I have a theory on snoring. I think it's human growling. I truly believe that it is a subconscious argument that snorers are having with the world and the only place they feel safe enough to let it all out is when they're asleep in the safety of their own homes. Every wall shaking snarfling sound is an ear melting cuss word that should have landed on the boss that day. Each new geh-geh-geh-geh-geh-geh nhnhnnhnhnhnhnhnhnhnh, is another well timed telling off of some dimwit driver on the way to work.
It's psychosomatic. I'm convinced. My husband went to a sleep disorder clinic after I had complained for the thousandth time about my interrupted sleep. Magically, he did not snore the entire night at the clinic. He left vindicated that I was making it all up. That is until I got out the video camera and let it record twenty seven minutes of skull jarring log sawing for him to enjoy as much as I do each and every freaking night.
There have been times when I knew I really needed a full night of sleep for the next day and I actually threatened the man. I have told him that if he dared to snore I would super glue his nostrils shut along with other tender body parts. Again, magically, he did not snore on the nights of threats.
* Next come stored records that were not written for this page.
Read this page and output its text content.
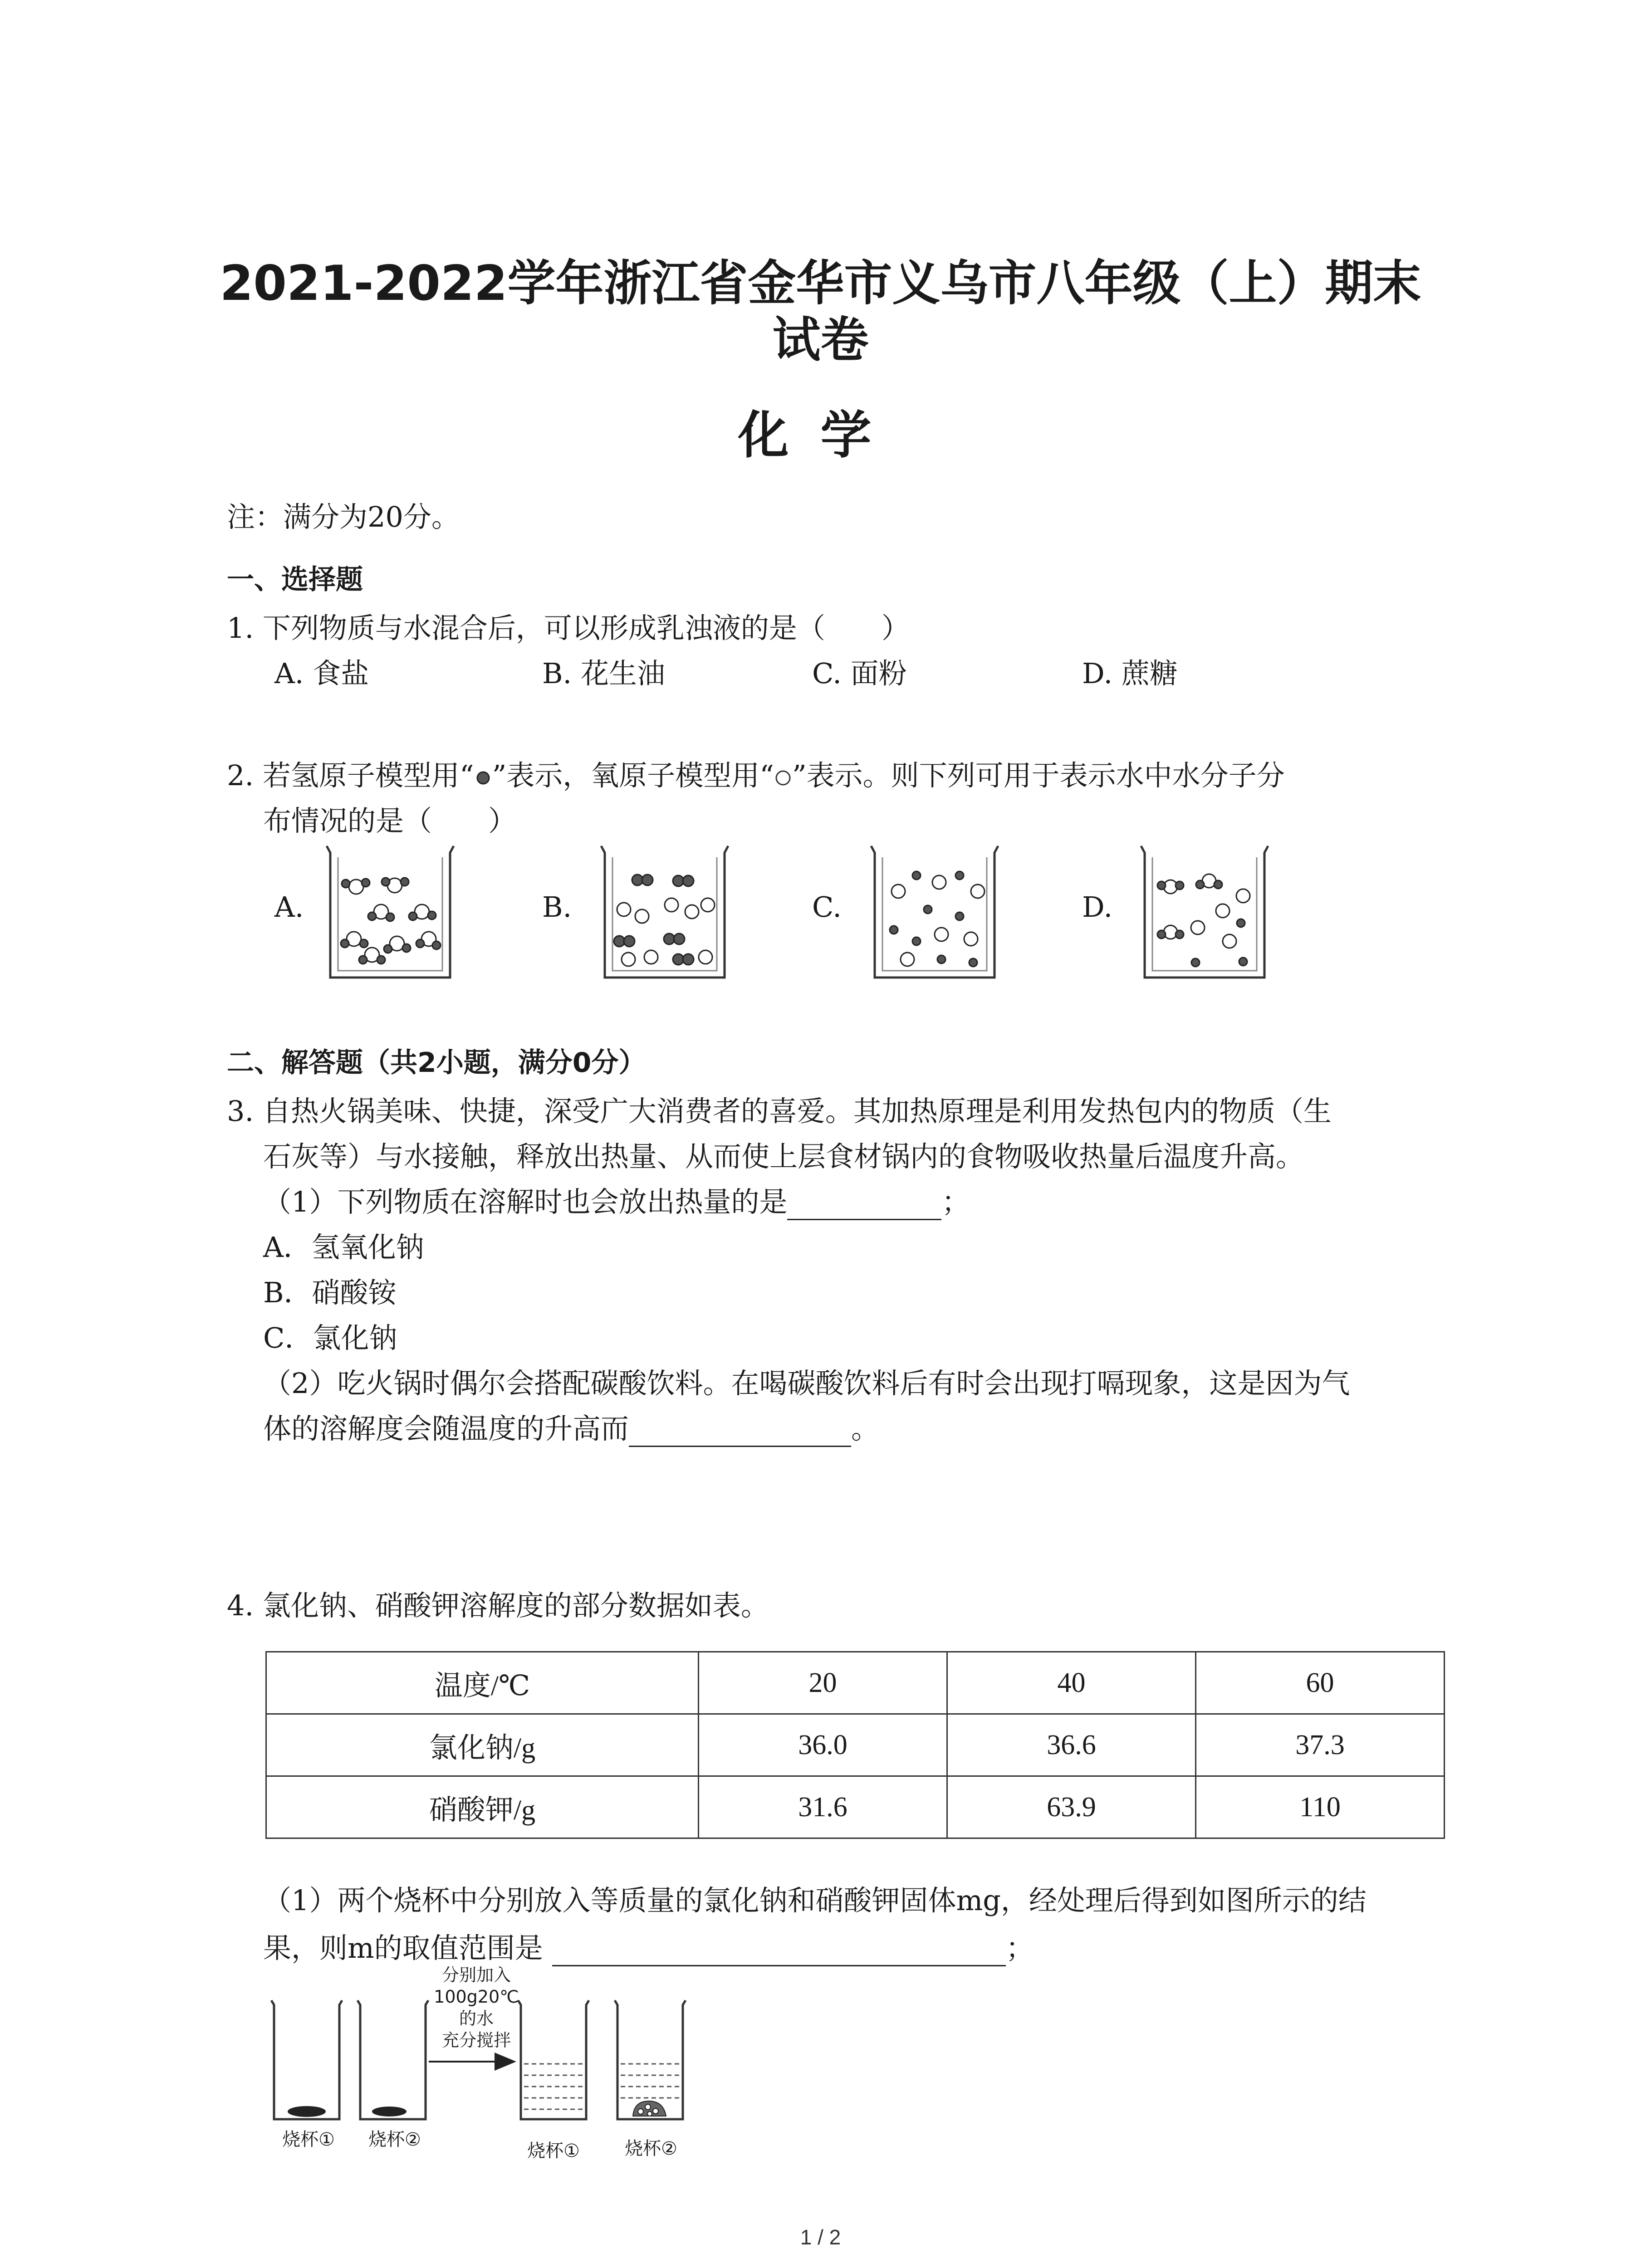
2021-2022学年浙江省金华市义乌市八年级（上）期末
试卷
化学
注：满分为20分。
一、选择题
1. 下列物质与水混合后，可以形成乳浊液的是（　　）
A. 食盐	B. 花生油	C. 面粉	D. 蔗糖
2. 若氢原子模型用“ ”表示，氧原子模型用“ ”表示。则下列可用于表示水中水分子分
布情况的是（　　）
A.	B.	C.	D.
二、解答题（共2小题，满分0分）
3. 自热火锅美味、快捷，深受广大消费者的喜爱。其加热原理是利用发热包内的物质（生
石灰等）与水接触，释放出热量、从而使上层食材锅内的食物吸收热量后温度升高。
（1）下列物质在溶解时也会放出热量的是	；
A．氢氧化钠
B．硝酸铵
C．氯化钠
（2）吃火锅时偶尔会搭配碳酸饮料。在喝碳酸饮料后有时会出现打嗝现象，这是因为气
体的溶解度会随温度的升高而	。
4. 氯化钠、硝酸钾溶解度的部分数据如表。
温度/℃	20	40	60
氯化钠/g	36.0	36.6	37.3
硝酸钾/g	31.6	63.9	110
（1）两个烧杯中分别放入等质量的氯化钠和硝酸钾固体mg，经处理后得到如图所示的结
果，则m的取值范围是	；
分别加入
100g20℃
的水
充分搅拌
烧杯①	烧杯②
烧杯①	烧杯②
1 / 2
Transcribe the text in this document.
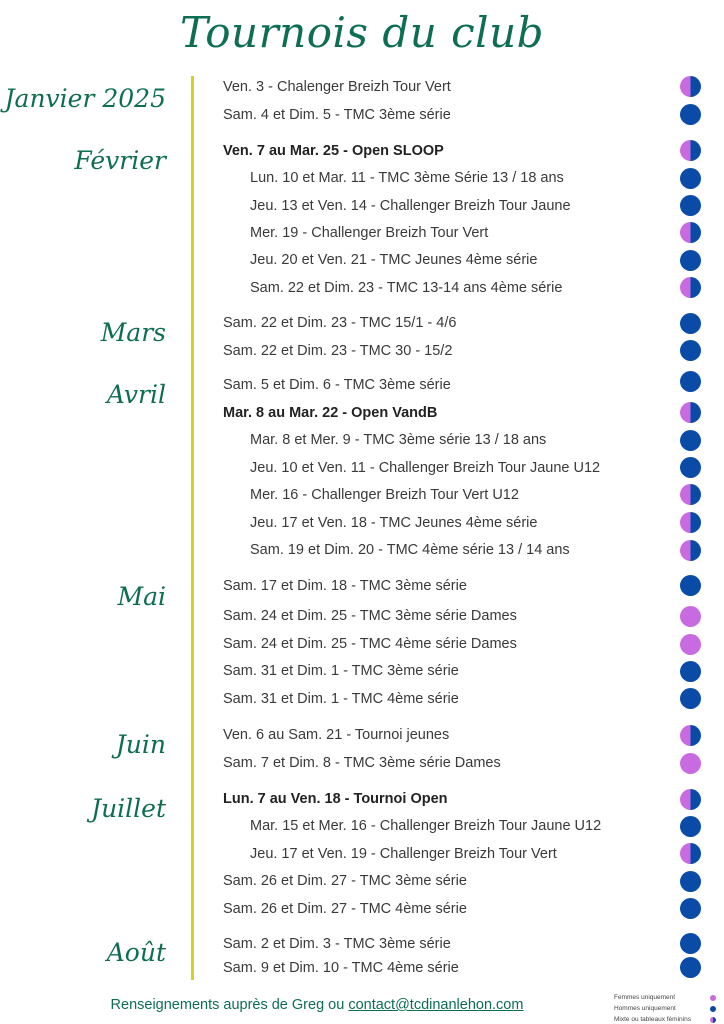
Tournois du club
Janvier 2025
Février
Mars
Avril
Mai
Juin
Juillet
Août
Ven. 3 - Chalenger Breizh Tour Vert
Sam. 4 et Dim. 5 - TMC 3ème série
Ven. 7 au Mar. 25 - Open SLOOP
Lun. 10 et Mar. 11 - TMC 3ème Série 13 / 18 ans
Jeu. 13 et Ven. 14 - Challenger Breizh Tour Jaune
Mer. 19 - Challenger Breizh Tour Vert
Jeu. 20 et Ven. 21 - TMC Jeunes 4ème série
Sam. 22 et Dim. 23 - TMC 13-14 ans 4ème série
Sam. 22 et Dim. 23 - TMC 15/1 - 4/6
Sam. 22 et Dim. 23 - TMC 30 - 15/2
Sam. 5 et Dim. 6 - TMC 3ème série
Mar. 8 au Mar. 22 - Open VandB
Mar. 8 et Mer. 9 - TMC 3ème série 13 / 18 ans
Jeu. 10 et Ven. 11 - Challenger Breizh Tour Jaune U12
Mer. 16 - Challenger Breizh Tour Vert U12
Jeu. 17 et Ven. 18 - TMC Jeunes 4ème série
Sam. 19 et Dim. 20 - TMC 4ème série 13 / 14 ans
Sam. 17 et Dim. 18 - TMC 3ème série
Sam. 24 et Dim. 25 - TMC 3ème série Dames
Sam. 24 et Dim. 25 - TMC 4ème série Dames
Sam. 31 et Dim. 1 - TMC 3ème série
Sam. 31 et Dim. 1 - TMC 4ème série
Ven. 6 au Sam. 21 - Tournoi jeunes
Sam. 7 et Dim. 8 - TMC 3ème série Dames
Lun. 7 au Ven. 18 - Tournoi Open
Mar. 15 et Mer. 16 - Challenger Breizh Tour Jaune U12
Jeu. 17 et Ven. 19 - Challenger Breizh Tour Vert
Sam. 26 et Dim. 27 - TMC 3ème série
Sam. 26 et Dim. 27 - TMC 4ème série
Sam. 2 et Dim. 3 - TMC 3ème série
Sam. 9 et Dim. 10 - TMC 4ème série
Renseignements auprès de Greg ou contact@tcdinanlehon.com	Femmes uniquement
Hommes uniquement
Mixte ou tableaux féminins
If I went to the sleeping pill factory, my name would be there on their wall in the lobby. “Customer of the Decade!”, it would proclaim. They should just send a monthly delivery and save me the trip to the store.
As a kid I always wondered about older couples who had separate bedrooms. After suffering sleep deprivation for years, I finally get that for some couples, it may be the only way that they can stay together. I'm waiting for some university to do a study where they make couples sleep in separate rooms for one month to see if getting a full of night sleep for both people might make for a better marriage.
I think I'm going to volunteer for that study. Either that or I'm stocking up on superglue.